In particolare, il Garante ha sottolineato l’obbligo in capo al datore di lavoro di fornire al dipendente un’idonea informativa in merito al trattamento effettuato sull’account di posta elettronica aziendale, soprattutto al fine di gestire la sua disattivazione in occasione della cessazione del rapporto di lavoro.
Le pratiche sanzionate più frequentemente in merito a questa fattispecie sono essenzialmente due:
- Titolari che mantengono attivo, anche successivamente alla cessazione della collaborazione/rapporto di lavoro subordinato con l’interessato, l’account di posta elettronica assegnato con estensione riferita alla società, per un periodo indeterminato di tempo;
Il Garante ha pertanto stabilito che la persistente attività dell’account aziendale non è conforme al principio di minimizzazione dei dati e che l’assenza di determinazioni in ordine alla durata del trattamento, individuata in base a quanto ritenuto congruo rispetto alle finalità perseguite, non è conforme al principio di limitazione della conservazione (art. 5, par. 1, lett. b, c, e GDPR).

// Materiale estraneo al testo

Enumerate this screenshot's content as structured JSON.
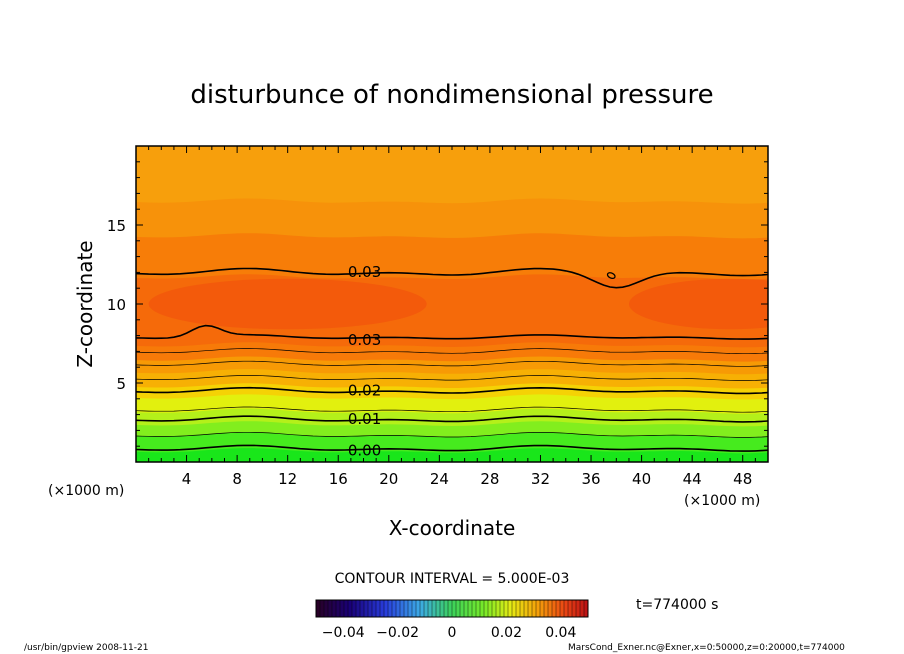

(Sulla conservazione dei metadati vedi anche – I metadati della posta elettronica dipendenti: sarà l’ultimo capitolo?)
N.B:
In questa occasione, l’Autorità ha ritenuto di dover precisare che il contenuto dei messaggi di posta elettronica, così come i dati esteriori delle comunicazioni e i file allegati, riguardano forme di corrispondenza assistite da garanzie di segretezza tutelate anche costituzionalmente e che quindi, il Titolare, non può prendere visione delle comunicazioni in entrata sull’account individualizzato assegnato all’interessato.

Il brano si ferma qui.